According to the manual prepared by the Ministry of Justice [“Manual”], if the request is not rejected or approved by the court 24 hours before the hearing, the system rejects it automatically. Also, according to the Manual, e-Hearing requests can be made 24 hours before the hearing at the latest.

However, it should be noted that requests not made two business days before the hearing may be rejected for this reason alone.

Who Can Benefit From the E-Hearing System?

In addition to the parties and their attorneys, witnesses, experts and referees are allowed to be heard and participate in the hearings through e-Hearing System. In principle, participation in the hearing by means of audio and video transmission is evaluated upon request in terms of the parties and their attorneys. On the other hand, judge may decide ex officio to hear the relevant parties through e-Hearing in cases on which the parties cannot freely dispose. Further, the judge may decide ex officio to hold the e-Hearing, if the party to be interrogated or to take the oath, resides outside the borders of the province where the court is located and cannot reach to the court.

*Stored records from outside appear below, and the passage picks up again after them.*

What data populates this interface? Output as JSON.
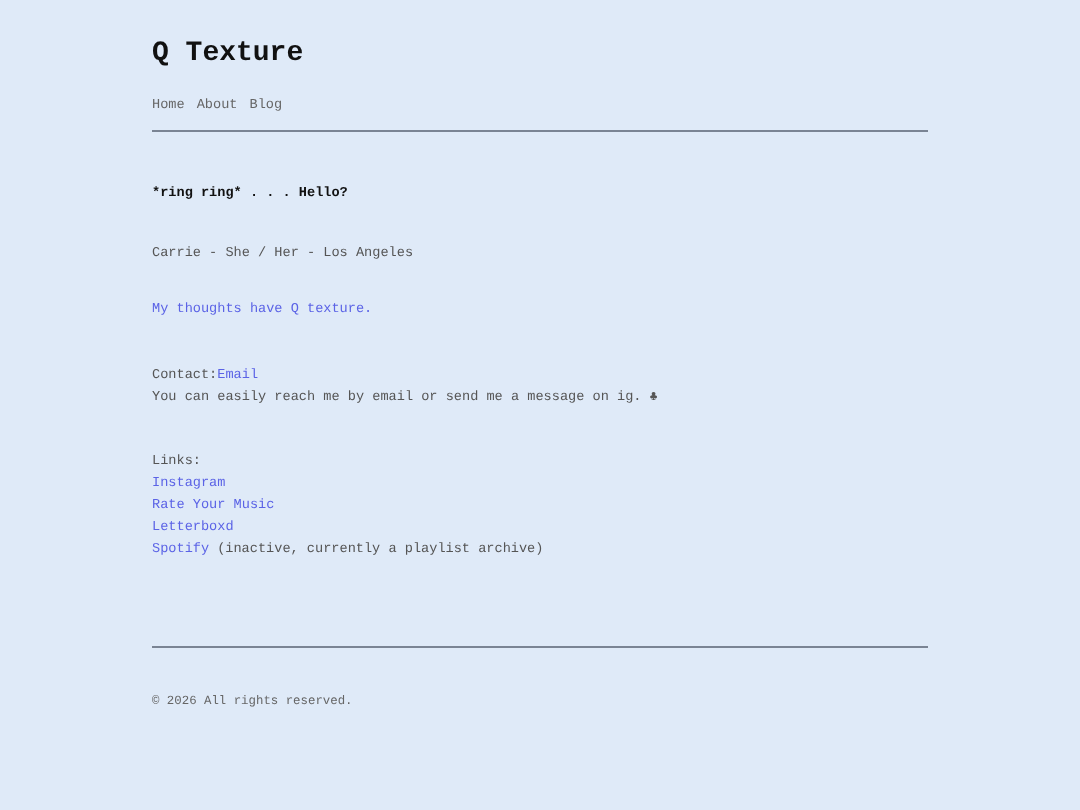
{
  "site_title": "Q Texture",
  "nav": [
    "Home",
    "About",
    "Blog"
  ],
  "greeting": "*ring ring* . . . Hello?",
  "byline": "Carrie - She / Her - Los Angeles",
  "tagline_link": "My thoughts have Q texture.",
  "contact": {
    "label": "Contact:",
    "link": "Email",
    "note": "You can easily reach me by email or send me a message on ig. ♣"
  },
  "links": {
    "label": "Links:",
    "items": [
      {
        "text": "Instagram"
      },
      {
        "text": "Rate Your Music"
      },
      {
        "text": "Letterboxd"
      },
      {
        "text": "Spotify",
        "note": "(inactive, currently a playlist archive)"
      }
    ]
  },
  "footer": "© 2026 All rights reserved."
}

Pursuant to the Regulation, the court may also decide ex officio to hear the witness and expert through e-Hearing. In this case, plenary summons to be sent to the relevant should also include necessary indications on how to attend the e-Hearing.

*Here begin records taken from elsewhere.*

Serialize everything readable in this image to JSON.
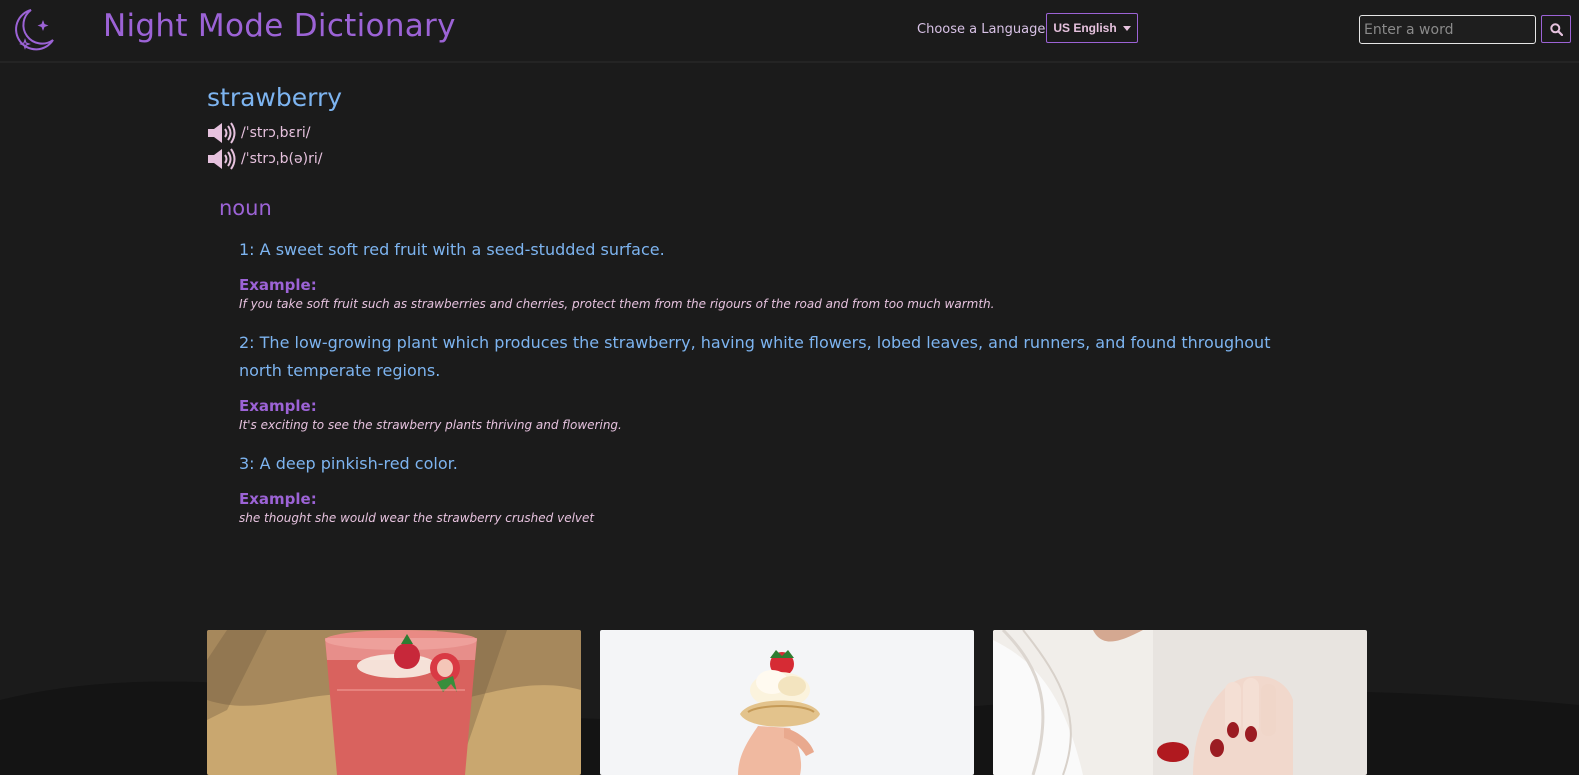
{
  "header": {
    "brand": "Night Mode Dictionary",
    "logo_icon": "moon-stars-icon",
    "language_label": "Choose a Language",
    "language_selected": "US English",
    "search_placeholder": "Enter a word",
    "search_icon": "search-icon",
    "accent_color": "#9c63d6"
  },
  "entry": {
    "word": "strawberry",
    "phonetics": [
      {
        "text": "/ˈstrɔˌbɛri/",
        "icon": "speaker-icon"
      },
      {
        "text": "/ˈstrɔˌb(ə)ri/",
        "icon": "speaker-icon"
      }
    ],
    "part_of_speech": "noun",
    "definitions": [
      {
        "text": "1: A sweet soft red fruit with a seed-studded surface.",
        "example_label": "Example:",
        "example": "If you take soft fruit such as strawberries and cherries, protect them from the rigours of the road and from too much warmth."
      },
      {
        "text": "2: The low-growing plant which produces the strawberry, having white flowers, lobed leaves, and runners, and found throughout north temperate regions.",
        "example_label": "Example:",
        "example": "It's exciting to see the strawberry plants thriving and flowering."
      },
      {
        "text": "3: A deep pinkish-red color.",
        "example_label": "Example:",
        "example": "she thought she would wear the strawberry crushed velvet"
      }
    ]
  },
  "gallery": {
    "images": [
      {
        "subject": "strawberry smoothie"
      },
      {
        "subject": "cream cupcake with strawberry"
      },
      {
        "subject": "hand holding strawberry"
      }
    ]
  }
}
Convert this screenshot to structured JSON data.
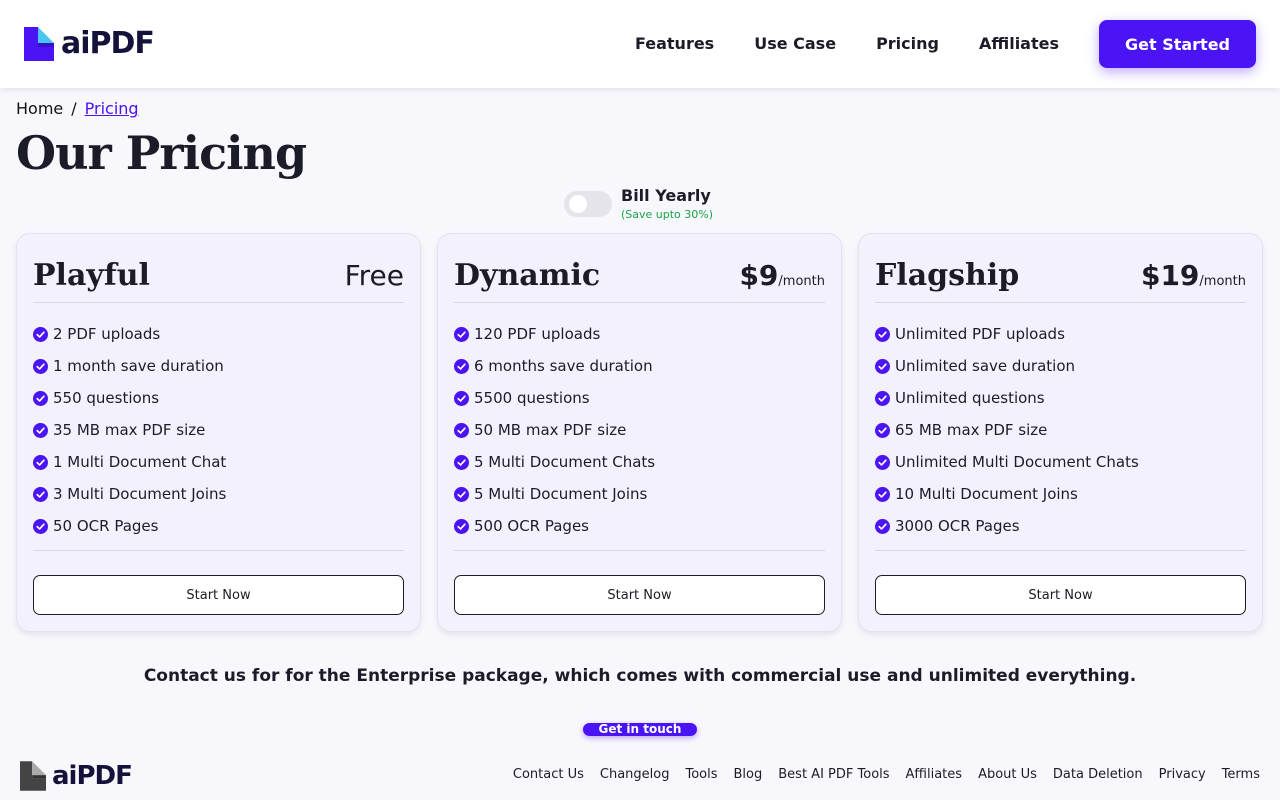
{
  "header": {
    "logo_text": "aiPDF",
    "nav": [
      "Features",
      "Use Case",
      "Pricing",
      "Affiliates"
    ],
    "cta_label": "Get Started"
  },
  "breadcrumb": {
    "home": "Home",
    "separator": "/",
    "current": "Pricing"
  },
  "page_title": "Our Pricing",
  "billing": {
    "label": "Bill Yearly",
    "save_note": "(Save upto 30%)",
    "toggle_on": false
  },
  "plans": [
    {
      "name": "Playful",
      "price": "Free",
      "period": "",
      "features": [
        "2 PDF uploads",
        "1 month save duration",
        "550 questions",
        "35 MB max PDF size",
        "1 Multi Document Chat",
        "3 Multi Document Joins",
        "50 OCR Pages"
      ],
      "button": "Start Now"
    },
    {
      "name": "Dynamic",
      "price": "$9",
      "period": "/month",
      "features": [
        "120 PDF uploads",
        "6 months save duration",
        "5500 questions",
        "50 MB max PDF size",
        "5 Multi Document Chats",
        "5 Multi Document Joins",
        "500 OCR Pages"
      ],
      "button": "Start Now"
    },
    {
      "name": "Flagship",
      "price": "$19",
      "period": "/month",
      "features": [
        "Unlimited PDF uploads",
        "Unlimited save duration",
        "Unlimited questions",
        "65 MB max PDF size",
        "Unlimited Multi Document Chats",
        "10 Multi Document Joins",
        "3000 OCR Pages"
      ],
      "button": "Start Now"
    }
  ],
  "enterprise": {
    "text": "Contact us for for the Enterprise package, which comes with commercial use and unlimited everything.",
    "button": "Get in touch"
  },
  "footer": {
    "logo_text": "aiPDF",
    "links": [
      "Contact Us",
      "Changelog",
      "Tools",
      "Blog",
      "Best AI PDF Tools",
      "Affiliates",
      "About Us",
      "Data Deletion",
      "Privacy",
      "Terms"
    ]
  },
  "colors": {
    "accent": "#4a14f5",
    "save_green": "#1aa34a",
    "logo_cyan": "#49c6f0"
  },
  "icons": {
    "feature": "check-circle-icon",
    "logo": "document-icon"
  }
}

Finally, it should be noted that in case the file is followed by more than one attorney, only the attorney(s) who submitted a request for e-Hearing and whose request is accepted can participate to the hearing through the System. For an attorney holding a certificate of authorization to be allowed to attend the e-Hearing, they must be enrolled in the relevant court file and submit an e-Hearing request through their own Lawyer Portal account. In this case, the attorney who has been granted a certificate of authorization will be permitted to attend the hearing through his own account. That being said, in practice, courts allow authorized attorneys to participate in e-Hearings through the account of the attorney holding the power of attorney, if the certificate of authorization is submitted to the court file beforehand.

In Which Cases the E-Hearing System Cannot Be Used?

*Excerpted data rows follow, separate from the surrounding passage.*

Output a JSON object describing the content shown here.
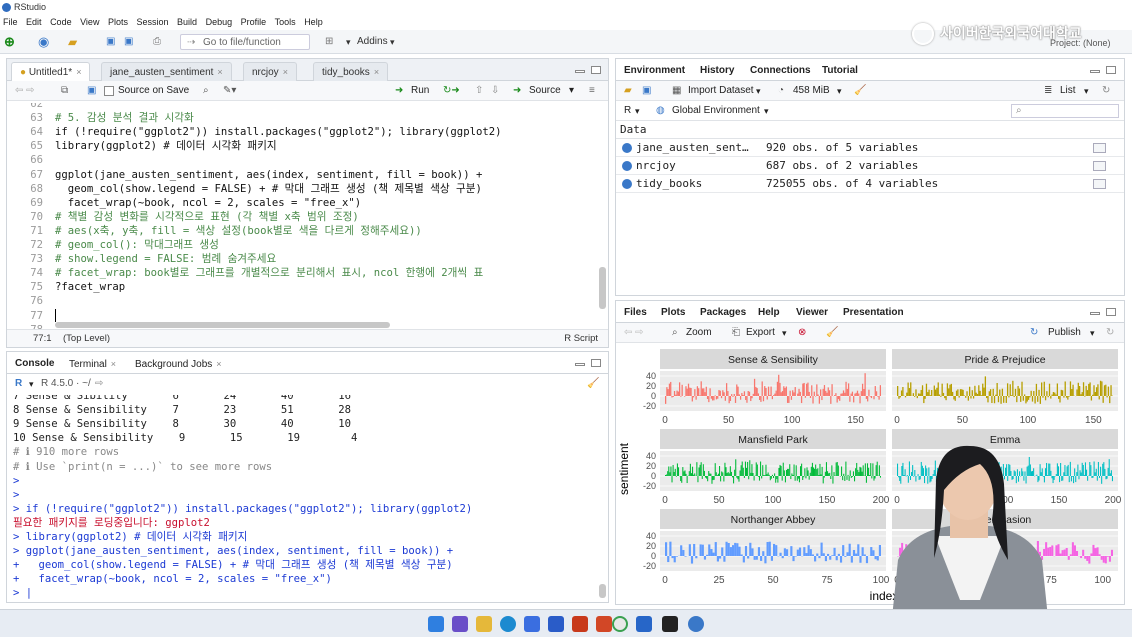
{
  "window": {
    "title": "RStudio"
  },
  "menu": [
    "File",
    "Edit",
    "Code",
    "View",
    "Plots",
    "Session",
    "Build",
    "Debug",
    "Profile",
    "Tools",
    "Help"
  ],
  "toolbar": {
    "goto_placeholder": "Go to file/function",
    "addins": "Addins"
  },
  "watermark": "사이버한국외국어대학교",
  "project": "Project: (None)",
  "editor": {
    "tabs": [
      "Untitled1*",
      "jane_austen_sentiment",
      "nrcjoy",
      "tidy_books"
    ],
    "source_on_save": "Source on Save",
    "run": "Run",
    "source": "Source",
    "lines": [
      {
        "n": "62",
        "t": ""
      },
      {
        "n": "63",
        "t": "# 5. 감성 분석 결과 시각화"
      },
      {
        "n": "64",
        "t": "if (!require(\"ggplot2\")) install.packages(\"ggplot2\"); library(ggplot2)"
      },
      {
        "n": "65",
        "t": "library(ggplot2) # 데이터 시각화 패키지"
      },
      {
        "n": "66",
        "t": ""
      },
      {
        "n": "67",
        "t": "ggplot(jane_austen_sentiment, aes(index, sentiment, fill = book)) +"
      },
      {
        "n": "68",
        "t": "  geom_col(show.legend = FALSE) + # 막대 그래프 생성 (책 제목별 색상 구분)"
      },
      {
        "n": "69",
        "t": "  facet_wrap(~book, ncol = 2, scales = \"free_x\")"
      },
      {
        "n": "70",
        "t": "# 책별 감성 변화를 시각적으로 표현 (각 책별 x축 범위 조정)"
      },
      {
        "n": "71",
        "t": "# aes(x축, y축, fill = 색상 설정(book별로 색을 다르게 정해주세요))"
      },
      {
        "n": "72",
        "t": "# geom_col(): 막대그래프 생성"
      },
      {
        "n": "73",
        "t": "# show.legend = FALSE: 범례 숨겨주세요"
      },
      {
        "n": "74",
        "t": "# facet_wrap: book별로 그래프를 개별적으로 분리해서 표시, ncol 한행에 2개씩 표"
      },
      {
        "n": "75",
        "t": "?facet_wrap"
      },
      {
        "n": "76",
        "t": ""
      },
      {
        "n": "77",
        "t": ""
      },
      {
        "n": "78",
        "t": ""
      }
    ],
    "status_pos": "77:1",
    "status_level": "(Top Level)",
    "status_type": "R Script"
  },
  "console": {
    "tabs": [
      "Console",
      "Terminal",
      "Background Jobs"
    ],
    "r_version": "R 4.5.0 · ~/",
    "lines": [
      {
        "t": "7 Sense & Sibility       6       24       40       16",
        "c": ""
      },
      {
        "t": "8 Sense & Sensibility    7       23       51       28",
        "c": ""
      },
      {
        "t": "9 Sense & Sensibility    8       30       40       10",
        "c": ""
      },
      {
        "t": "10 Sense & Sensibility    9       15       19        4",
        "c": ""
      },
      {
        "t": "# ℹ 910 more rows",
        "c": "grey"
      },
      {
        "t": "# ℹ Use `print(n = ...)` to see more rows",
        "c": "grey"
      },
      {
        "t": ">",
        "c": "blue"
      },
      {
        "t": ">",
        "c": "blue"
      },
      {
        "t": "> if (!require(\"ggplot2\")) install.packages(\"ggplot2\"); library(ggplot2)",
        "c": "blue"
      },
      {
        "t": "필요한 패키지를 로딩중입니다: ggplot2",
        "c": "red"
      },
      {
        "t": "> library(ggplot2) # 데이터 시각화 패키지",
        "c": "blue"
      },
      {
        "t": "> ggplot(jane_austen_sentiment, aes(index, sentiment, fill = book)) +",
        "c": "blue"
      },
      {
        "t": "+   geom_col(show.legend = FALSE) + # 막대 그래프 생성 (책 제목별 색상 구분)",
        "c": "blue"
      },
      {
        "t": "+   facet_wrap(~book, ncol = 2, scales = \"free_x\")",
        "c": "blue"
      },
      {
        "t": "> |",
        "c": "blue"
      }
    ]
  },
  "environment": {
    "tabs": [
      "Environment",
      "History",
      "Connections",
      "Tutorial"
    ],
    "import": "Import Dataset",
    "memory": "458 MiB",
    "list": "List",
    "r": "R",
    "global": "Global Environment",
    "section": "Data",
    "rows": [
      {
        "name": "jane_austen_sent…",
        "value": "920 obs. of 5 variables"
      },
      {
        "name": "nrcjoy",
        "value": "687 obs. of 2 variables"
      },
      {
        "name": "tidy_books",
        "value": "725055 obs. of 4 variables"
      }
    ]
  },
  "files": {
    "tabs": [
      "Files",
      "Plots",
      "Packages",
      "Help",
      "Viewer",
      "Presentation"
    ],
    "zoom": "Zoom",
    "export": "Export",
    "publish": "Publish"
  },
  "chart_data": {
    "type": "bar",
    "ylabel": "sentiment",
    "xlabel": "index",
    "facets": [
      {
        "name": "Sense & Sensibility",
        "color": "#F8766D",
        "xticks": [
          "0",
          "50",
          "100",
          "150"
        ],
        "xmax": 170
      },
      {
        "name": "Pride & Prejudice",
        "color": "#B79F00",
        "xticks": [
          "0",
          "50",
          "100",
          "150"
        ],
        "xmax": 165
      },
      {
        "name": "Mansfield Park",
        "color": "#00BA38",
        "xticks": [
          "0",
          "50",
          "100",
          "150",
          "200"
        ],
        "xmax": 200
      },
      {
        "name": "Emma",
        "color": "#00BFC4",
        "xticks": [
          "0",
          "50",
          "100",
          "150",
          "200"
        ],
        "xmax": 200
      },
      {
        "name": "Northanger Abbey",
        "color": "#619CFF",
        "xticks": [
          "0",
          "25",
          "50",
          "75",
          "100"
        ],
        "xmax": 100
      },
      {
        "name": "Persuasion",
        "color": "#F564E3",
        "xticks": [
          "0",
          "25",
          "50",
          "75",
          "100"
        ],
        "xmax": 105
      }
    ],
    "yticks": [
      "40",
      "20",
      "0",
      "-20"
    ],
    "ylim": [
      -30,
      50
    ]
  }
}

Pursuant to the Regulation, in the event of declaration of a waiver, acceptance or settlement that leads to conclusion of the case in the e-Hearing, a new hearing date will have to be determined by the court. In this hearing to be held with physical participation, the said declarations needs to be renewed and would become valid when signed by the relevant party.

The Regulation enables remote participation even in cases where party’s or its attorney’s signature is required. In this case, the hearing report prepared and signed with a secure electronic signature by the court will be sent electronically to the courthouse where the e-Hearing is held, and the editor-in-chief or the court clerk will have the report signed by the person making the declaration and send a scanned copy of it back to the court through the system. Nevertheless, according to the Manual, the courts are currently not allowed to hold the hearings remotely in cases  where the minutes needs to be signed by the parties, such as preliminary examination hearings.

The Regulation also sets rules considering occurrence of technical difficulties. . Accordingly, if the statements cannot be understood due to technical issues, the e-Hearing needs to be reopened; and should the problem persist, then the e-Hearing should be closed, and this situation should be recorded into minutes. In such an event, the first paragraph of Article 150 of the Turkish Code of Civil Procedure shall not be applicable with respect to the relevant party or the attorney; this means that the case file would not be suspended based on the ground that the party did not attend the hearing.